Containing resources

Resources of both native and defined resource types are automatically contained by the class or defined type in which they are declared.

Containing classes

Having classes contain other classes can be useful, especially in larger modules where you want to improve code readability by moving chunks of implementation into separate files.

Unlike resources, Puppet does not automatically contain classes when they are declared inside another class. This is because classes can be declared in several places using include and similar functions. Most of these places shouldn’t contain the class, and trying to contain it everywhere would cause huge problems. Instead, you must manually contain any classes that need to be contained.

The contain function

When a class should be contained, and if it isn’t already declared, use the contain function to declare the class with include-like behavior, causing it to be contained by the surrounding class.

In this NTP module example, the service configuration is moved out into its own class:

class ntp {
  file { '/etc/ntp.conf':
    ...
    require => Package['ntp'],
    notify  => Class['ntp::service'],
  }
  contain ntp::service
  package { 'ntp':
    ...
  }
}

include ntp
exec { '/usr/local/bin/update_custom_timestamps.sh':
  require => Class['ntp'],
}

This will ensure that the exec will happen after all the resources in both class ntp and class ntp::service.
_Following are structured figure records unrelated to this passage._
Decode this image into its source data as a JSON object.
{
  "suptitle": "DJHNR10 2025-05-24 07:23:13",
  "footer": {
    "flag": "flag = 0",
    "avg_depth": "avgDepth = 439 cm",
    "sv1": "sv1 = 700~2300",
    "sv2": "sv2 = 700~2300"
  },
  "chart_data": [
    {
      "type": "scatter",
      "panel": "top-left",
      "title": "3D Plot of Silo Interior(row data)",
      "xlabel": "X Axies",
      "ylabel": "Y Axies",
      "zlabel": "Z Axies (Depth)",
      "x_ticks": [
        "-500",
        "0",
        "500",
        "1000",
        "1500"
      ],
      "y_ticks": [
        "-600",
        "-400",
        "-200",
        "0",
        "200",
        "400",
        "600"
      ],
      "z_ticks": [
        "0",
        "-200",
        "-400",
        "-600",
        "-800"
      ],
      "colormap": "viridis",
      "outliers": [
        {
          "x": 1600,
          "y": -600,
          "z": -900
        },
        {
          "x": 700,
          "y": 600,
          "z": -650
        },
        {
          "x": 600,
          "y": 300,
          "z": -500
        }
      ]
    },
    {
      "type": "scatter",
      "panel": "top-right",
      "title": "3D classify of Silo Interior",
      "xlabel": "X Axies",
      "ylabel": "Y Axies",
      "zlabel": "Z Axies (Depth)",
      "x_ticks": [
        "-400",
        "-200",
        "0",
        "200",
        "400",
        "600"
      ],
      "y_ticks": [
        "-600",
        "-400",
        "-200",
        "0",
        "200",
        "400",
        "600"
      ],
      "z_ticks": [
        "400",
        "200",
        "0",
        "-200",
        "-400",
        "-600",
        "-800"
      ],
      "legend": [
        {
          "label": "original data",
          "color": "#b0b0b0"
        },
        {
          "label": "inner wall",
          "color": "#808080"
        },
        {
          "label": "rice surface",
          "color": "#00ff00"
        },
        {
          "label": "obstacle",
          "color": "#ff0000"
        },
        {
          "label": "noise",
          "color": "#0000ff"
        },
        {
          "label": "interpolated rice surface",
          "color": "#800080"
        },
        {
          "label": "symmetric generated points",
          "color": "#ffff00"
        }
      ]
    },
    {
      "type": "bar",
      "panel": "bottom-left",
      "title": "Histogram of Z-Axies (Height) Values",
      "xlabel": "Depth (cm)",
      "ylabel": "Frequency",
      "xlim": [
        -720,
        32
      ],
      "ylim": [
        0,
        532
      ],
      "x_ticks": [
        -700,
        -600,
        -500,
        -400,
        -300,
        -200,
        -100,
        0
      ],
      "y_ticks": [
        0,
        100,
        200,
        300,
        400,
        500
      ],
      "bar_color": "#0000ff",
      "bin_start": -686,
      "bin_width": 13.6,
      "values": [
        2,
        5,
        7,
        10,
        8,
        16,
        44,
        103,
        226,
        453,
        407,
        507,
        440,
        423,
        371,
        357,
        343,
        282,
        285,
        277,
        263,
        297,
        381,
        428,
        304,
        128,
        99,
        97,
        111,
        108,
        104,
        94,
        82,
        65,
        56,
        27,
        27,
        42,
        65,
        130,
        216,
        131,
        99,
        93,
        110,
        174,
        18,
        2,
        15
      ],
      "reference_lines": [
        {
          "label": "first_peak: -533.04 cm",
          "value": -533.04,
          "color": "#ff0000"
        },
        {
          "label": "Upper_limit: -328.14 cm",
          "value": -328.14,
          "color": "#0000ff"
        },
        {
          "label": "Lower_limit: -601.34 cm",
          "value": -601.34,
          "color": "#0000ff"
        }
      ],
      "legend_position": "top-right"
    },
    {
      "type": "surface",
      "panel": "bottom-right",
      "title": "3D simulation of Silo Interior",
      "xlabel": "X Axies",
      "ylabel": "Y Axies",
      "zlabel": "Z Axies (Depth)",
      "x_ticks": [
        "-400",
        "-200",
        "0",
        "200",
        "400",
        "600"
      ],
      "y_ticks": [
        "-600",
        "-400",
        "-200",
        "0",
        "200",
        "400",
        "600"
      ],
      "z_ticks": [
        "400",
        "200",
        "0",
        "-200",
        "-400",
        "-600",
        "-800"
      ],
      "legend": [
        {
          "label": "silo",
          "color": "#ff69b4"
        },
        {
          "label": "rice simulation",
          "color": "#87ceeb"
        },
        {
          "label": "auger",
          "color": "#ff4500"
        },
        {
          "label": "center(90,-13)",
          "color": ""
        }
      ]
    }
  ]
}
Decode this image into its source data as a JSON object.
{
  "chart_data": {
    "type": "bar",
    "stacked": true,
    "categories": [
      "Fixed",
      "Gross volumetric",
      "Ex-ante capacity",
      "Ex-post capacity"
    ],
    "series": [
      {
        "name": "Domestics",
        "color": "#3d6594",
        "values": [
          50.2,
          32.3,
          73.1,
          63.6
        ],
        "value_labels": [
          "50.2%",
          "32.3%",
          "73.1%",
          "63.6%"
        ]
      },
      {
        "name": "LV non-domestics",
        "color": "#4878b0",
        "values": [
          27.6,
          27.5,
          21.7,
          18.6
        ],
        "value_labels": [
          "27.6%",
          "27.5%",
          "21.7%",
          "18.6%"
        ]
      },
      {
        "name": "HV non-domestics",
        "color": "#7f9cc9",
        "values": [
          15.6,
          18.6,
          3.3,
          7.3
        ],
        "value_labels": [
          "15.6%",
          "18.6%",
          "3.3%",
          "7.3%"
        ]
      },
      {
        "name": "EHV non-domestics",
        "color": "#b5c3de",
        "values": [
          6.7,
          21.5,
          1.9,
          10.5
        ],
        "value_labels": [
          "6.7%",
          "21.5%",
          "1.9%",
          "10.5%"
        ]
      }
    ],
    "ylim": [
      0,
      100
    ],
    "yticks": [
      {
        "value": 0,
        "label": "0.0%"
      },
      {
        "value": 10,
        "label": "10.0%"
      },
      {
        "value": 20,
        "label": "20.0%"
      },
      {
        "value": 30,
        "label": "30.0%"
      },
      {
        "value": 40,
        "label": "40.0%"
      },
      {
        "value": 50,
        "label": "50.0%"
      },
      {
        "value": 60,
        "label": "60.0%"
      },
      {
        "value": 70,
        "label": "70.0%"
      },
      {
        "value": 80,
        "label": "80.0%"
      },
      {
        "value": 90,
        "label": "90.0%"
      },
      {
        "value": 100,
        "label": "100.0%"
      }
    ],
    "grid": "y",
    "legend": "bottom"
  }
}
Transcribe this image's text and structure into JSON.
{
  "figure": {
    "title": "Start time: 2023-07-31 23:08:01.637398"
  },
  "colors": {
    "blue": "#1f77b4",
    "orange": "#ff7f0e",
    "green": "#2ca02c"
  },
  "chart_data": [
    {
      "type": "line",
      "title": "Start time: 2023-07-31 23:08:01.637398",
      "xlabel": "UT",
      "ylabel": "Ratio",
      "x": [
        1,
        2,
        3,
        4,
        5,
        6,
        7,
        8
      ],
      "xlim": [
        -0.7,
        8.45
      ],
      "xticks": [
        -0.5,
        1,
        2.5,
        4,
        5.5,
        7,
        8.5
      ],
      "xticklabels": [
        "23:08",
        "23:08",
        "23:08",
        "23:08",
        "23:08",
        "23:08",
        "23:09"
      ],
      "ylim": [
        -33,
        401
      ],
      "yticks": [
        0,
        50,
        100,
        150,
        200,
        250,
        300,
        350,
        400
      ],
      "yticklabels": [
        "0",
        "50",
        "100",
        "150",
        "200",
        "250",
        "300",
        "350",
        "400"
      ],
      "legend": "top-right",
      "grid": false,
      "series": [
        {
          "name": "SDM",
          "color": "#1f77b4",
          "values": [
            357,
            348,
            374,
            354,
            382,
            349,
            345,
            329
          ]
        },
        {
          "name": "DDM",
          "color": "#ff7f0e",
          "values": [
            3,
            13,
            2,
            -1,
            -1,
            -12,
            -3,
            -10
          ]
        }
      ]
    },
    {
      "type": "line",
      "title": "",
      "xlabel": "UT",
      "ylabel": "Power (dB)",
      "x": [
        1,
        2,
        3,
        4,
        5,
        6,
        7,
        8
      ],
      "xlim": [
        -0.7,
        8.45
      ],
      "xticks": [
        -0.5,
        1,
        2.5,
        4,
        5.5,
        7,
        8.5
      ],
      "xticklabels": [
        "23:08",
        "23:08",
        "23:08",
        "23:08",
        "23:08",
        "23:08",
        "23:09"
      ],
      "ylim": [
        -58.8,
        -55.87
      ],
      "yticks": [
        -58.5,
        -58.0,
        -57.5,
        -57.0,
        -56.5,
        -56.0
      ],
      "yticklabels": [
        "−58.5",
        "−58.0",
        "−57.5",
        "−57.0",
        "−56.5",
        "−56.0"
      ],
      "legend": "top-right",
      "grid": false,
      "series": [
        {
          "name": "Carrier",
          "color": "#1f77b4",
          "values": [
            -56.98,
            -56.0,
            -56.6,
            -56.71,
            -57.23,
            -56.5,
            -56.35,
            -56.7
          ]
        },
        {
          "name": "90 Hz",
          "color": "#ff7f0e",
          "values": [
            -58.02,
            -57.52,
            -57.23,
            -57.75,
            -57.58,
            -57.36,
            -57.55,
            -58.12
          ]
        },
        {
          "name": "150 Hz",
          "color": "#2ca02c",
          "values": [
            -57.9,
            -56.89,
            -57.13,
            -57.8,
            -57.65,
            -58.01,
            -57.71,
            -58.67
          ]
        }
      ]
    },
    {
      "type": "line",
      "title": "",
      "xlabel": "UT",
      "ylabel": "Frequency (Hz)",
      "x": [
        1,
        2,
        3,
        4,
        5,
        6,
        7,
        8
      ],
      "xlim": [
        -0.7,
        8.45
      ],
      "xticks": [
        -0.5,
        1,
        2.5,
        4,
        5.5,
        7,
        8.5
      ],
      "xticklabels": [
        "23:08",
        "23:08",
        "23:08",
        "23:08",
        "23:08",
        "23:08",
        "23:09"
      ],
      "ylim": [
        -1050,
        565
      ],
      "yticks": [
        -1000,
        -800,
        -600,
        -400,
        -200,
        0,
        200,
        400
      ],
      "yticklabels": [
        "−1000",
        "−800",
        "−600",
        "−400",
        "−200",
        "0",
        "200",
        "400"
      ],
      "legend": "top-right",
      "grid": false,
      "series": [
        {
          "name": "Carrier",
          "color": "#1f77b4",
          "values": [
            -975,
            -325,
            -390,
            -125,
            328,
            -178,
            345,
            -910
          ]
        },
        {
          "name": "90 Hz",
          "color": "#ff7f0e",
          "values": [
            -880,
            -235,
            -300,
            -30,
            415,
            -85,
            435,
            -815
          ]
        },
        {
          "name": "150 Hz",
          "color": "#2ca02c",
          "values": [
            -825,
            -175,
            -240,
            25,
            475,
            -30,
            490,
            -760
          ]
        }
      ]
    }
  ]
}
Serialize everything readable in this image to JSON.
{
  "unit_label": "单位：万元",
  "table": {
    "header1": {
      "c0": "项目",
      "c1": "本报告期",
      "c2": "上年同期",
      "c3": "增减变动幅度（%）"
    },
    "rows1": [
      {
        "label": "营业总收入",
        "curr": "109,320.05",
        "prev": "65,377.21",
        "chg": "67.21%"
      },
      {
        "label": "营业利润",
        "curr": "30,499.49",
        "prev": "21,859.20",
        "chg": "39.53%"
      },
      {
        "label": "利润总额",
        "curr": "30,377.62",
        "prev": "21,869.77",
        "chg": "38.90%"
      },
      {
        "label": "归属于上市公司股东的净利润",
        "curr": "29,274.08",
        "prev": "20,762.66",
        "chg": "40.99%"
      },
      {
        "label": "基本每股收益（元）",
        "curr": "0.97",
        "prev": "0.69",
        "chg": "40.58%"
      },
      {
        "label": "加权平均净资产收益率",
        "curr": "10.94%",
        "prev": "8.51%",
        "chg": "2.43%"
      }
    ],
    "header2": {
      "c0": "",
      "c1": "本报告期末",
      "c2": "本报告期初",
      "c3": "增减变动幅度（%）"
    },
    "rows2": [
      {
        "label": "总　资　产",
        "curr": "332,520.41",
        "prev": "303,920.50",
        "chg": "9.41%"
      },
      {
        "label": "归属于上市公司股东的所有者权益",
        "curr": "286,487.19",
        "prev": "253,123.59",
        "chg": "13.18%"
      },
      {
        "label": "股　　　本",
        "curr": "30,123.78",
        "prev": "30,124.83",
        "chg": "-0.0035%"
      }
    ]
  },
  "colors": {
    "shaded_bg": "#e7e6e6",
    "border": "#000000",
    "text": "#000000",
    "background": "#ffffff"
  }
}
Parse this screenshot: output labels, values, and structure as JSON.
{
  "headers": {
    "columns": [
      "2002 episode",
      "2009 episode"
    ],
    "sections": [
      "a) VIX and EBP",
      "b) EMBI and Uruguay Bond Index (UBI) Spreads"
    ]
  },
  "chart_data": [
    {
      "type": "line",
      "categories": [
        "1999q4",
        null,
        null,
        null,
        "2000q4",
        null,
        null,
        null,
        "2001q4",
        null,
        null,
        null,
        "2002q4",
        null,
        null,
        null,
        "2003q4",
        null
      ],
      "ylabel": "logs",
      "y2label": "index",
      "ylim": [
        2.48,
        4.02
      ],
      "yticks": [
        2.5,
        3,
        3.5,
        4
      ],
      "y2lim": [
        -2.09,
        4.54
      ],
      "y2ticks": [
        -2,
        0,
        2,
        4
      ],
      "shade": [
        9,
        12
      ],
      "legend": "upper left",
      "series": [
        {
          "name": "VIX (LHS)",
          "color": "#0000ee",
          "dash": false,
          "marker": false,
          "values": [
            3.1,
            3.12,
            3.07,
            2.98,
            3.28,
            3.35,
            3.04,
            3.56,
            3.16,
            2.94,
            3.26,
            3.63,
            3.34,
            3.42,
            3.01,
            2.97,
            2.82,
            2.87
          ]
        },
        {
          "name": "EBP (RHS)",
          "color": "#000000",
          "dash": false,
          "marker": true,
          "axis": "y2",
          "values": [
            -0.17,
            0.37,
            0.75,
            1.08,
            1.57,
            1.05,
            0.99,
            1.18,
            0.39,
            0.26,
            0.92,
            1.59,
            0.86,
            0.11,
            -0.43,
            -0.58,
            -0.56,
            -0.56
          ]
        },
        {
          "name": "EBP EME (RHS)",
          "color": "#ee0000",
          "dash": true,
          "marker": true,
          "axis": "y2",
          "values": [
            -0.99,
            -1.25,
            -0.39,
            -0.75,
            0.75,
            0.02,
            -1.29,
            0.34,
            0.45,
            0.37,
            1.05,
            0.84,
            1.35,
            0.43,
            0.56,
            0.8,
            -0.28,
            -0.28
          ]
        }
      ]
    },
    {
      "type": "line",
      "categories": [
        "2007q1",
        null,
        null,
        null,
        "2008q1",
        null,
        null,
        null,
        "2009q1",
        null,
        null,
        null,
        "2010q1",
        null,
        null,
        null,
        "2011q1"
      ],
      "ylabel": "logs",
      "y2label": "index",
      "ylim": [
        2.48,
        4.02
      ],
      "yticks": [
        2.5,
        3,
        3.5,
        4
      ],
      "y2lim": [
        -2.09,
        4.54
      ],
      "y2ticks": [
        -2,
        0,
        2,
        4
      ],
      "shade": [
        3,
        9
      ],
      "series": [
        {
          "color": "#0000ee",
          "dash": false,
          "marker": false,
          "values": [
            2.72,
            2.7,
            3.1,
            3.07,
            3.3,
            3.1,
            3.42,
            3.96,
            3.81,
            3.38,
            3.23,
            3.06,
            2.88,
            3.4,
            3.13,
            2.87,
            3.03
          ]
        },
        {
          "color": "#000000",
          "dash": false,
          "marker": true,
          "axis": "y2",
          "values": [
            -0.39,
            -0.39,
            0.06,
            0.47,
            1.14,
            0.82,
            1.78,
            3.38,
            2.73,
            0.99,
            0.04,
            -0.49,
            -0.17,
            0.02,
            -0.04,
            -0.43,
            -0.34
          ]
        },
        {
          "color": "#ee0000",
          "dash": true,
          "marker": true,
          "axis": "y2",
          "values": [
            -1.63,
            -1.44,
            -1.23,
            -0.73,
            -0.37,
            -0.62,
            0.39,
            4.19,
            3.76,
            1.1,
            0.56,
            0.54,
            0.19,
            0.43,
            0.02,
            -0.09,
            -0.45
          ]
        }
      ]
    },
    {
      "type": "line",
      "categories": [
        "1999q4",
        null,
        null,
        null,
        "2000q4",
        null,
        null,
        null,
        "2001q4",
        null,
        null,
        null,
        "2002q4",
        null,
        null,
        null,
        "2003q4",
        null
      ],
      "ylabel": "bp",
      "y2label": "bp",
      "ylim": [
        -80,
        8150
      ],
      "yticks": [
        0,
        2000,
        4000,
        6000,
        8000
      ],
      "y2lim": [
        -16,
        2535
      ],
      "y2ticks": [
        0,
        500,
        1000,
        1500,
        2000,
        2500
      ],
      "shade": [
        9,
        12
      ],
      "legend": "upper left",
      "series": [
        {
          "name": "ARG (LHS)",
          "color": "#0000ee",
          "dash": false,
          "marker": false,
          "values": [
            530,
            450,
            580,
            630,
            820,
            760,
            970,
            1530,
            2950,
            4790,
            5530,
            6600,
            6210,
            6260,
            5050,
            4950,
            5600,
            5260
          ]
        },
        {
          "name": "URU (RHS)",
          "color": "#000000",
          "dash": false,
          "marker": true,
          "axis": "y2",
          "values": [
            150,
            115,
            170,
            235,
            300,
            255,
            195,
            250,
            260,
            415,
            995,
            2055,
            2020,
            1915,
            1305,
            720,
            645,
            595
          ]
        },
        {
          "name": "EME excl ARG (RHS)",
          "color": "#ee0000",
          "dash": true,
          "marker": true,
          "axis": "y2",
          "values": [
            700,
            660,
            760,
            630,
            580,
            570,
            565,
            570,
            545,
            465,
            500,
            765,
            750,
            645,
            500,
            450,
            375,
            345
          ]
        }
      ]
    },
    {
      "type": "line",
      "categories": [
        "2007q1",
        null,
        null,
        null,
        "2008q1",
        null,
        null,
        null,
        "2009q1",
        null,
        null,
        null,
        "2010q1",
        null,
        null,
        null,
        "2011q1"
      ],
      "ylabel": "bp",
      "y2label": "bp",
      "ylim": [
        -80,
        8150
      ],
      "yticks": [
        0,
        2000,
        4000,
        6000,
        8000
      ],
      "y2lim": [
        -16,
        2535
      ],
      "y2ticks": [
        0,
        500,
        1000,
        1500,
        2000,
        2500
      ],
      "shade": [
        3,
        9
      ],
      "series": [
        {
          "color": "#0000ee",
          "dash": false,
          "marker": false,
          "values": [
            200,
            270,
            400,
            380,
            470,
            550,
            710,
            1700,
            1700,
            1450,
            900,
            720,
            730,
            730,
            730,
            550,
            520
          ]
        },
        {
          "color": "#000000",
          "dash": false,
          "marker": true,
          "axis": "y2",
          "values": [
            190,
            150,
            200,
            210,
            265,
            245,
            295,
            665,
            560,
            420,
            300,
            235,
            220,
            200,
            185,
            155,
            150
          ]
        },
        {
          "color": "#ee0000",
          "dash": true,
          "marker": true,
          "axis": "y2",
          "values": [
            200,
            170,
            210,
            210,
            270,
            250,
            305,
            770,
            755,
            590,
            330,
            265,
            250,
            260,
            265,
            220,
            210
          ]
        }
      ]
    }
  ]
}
If ntp::service had been declared with include instead of contain, the exec would happen after the file and the package, but wouldn’t necessarily happen after the service.

To contain classes that are declared with the resource-like declaration syntax, use the contain function after declaring the class:

class ntp {
  # ...
  class { 'ntp::service':
    enable => true,
  }
  contain 'ntp::service'
  # ...
}

Anchor pattern containment (for compatibility with Puppet version 3.4.0 and earlier)

Versions prior to Puppet 3.4.0 and Puppet Enterprise 3.2 do not ship with the contain function. If your code needs to support these versions, it should contain classes with the anchor pattern.

Note: To use the anchor pattern, install the puppetlabs/stdlib module. which includes the dummy anchor resource type.
To use the anchor pattern:
  • The containing class must include two uniquely-named anchor resources, which are resources that don’t have any effect on the target system, and only exist to form relationships with.

  • Any contained classes must have relationships ensuring they happen after one anchor and before the other.

In this NTP module example, the service configuration is moved out into its own class:

class ntp {
  file { '/etc/ntp.conf':
    ...
    require => Package['ntp'],
    notify  => Class['ntp::service'],
  }
  include ntp::service

  # roughly equivalent to "contain ntp::service":
  anchor { 'ntp_first': } -> Class['ntp::service'] -> anchor { 'ntp_last': }

  package { 'ntp':
    ...
  }
}

include ntp
exec { '/usr/local/bin/update_custom_timestamps.sh':
  require => Class['ntp'],
}

In this case, the ntp::service class will behave like it’s contained by the ntp class. Resources like the timestamp exec can form relationships with the ntp class and be assured that no relevant resources will float out of order.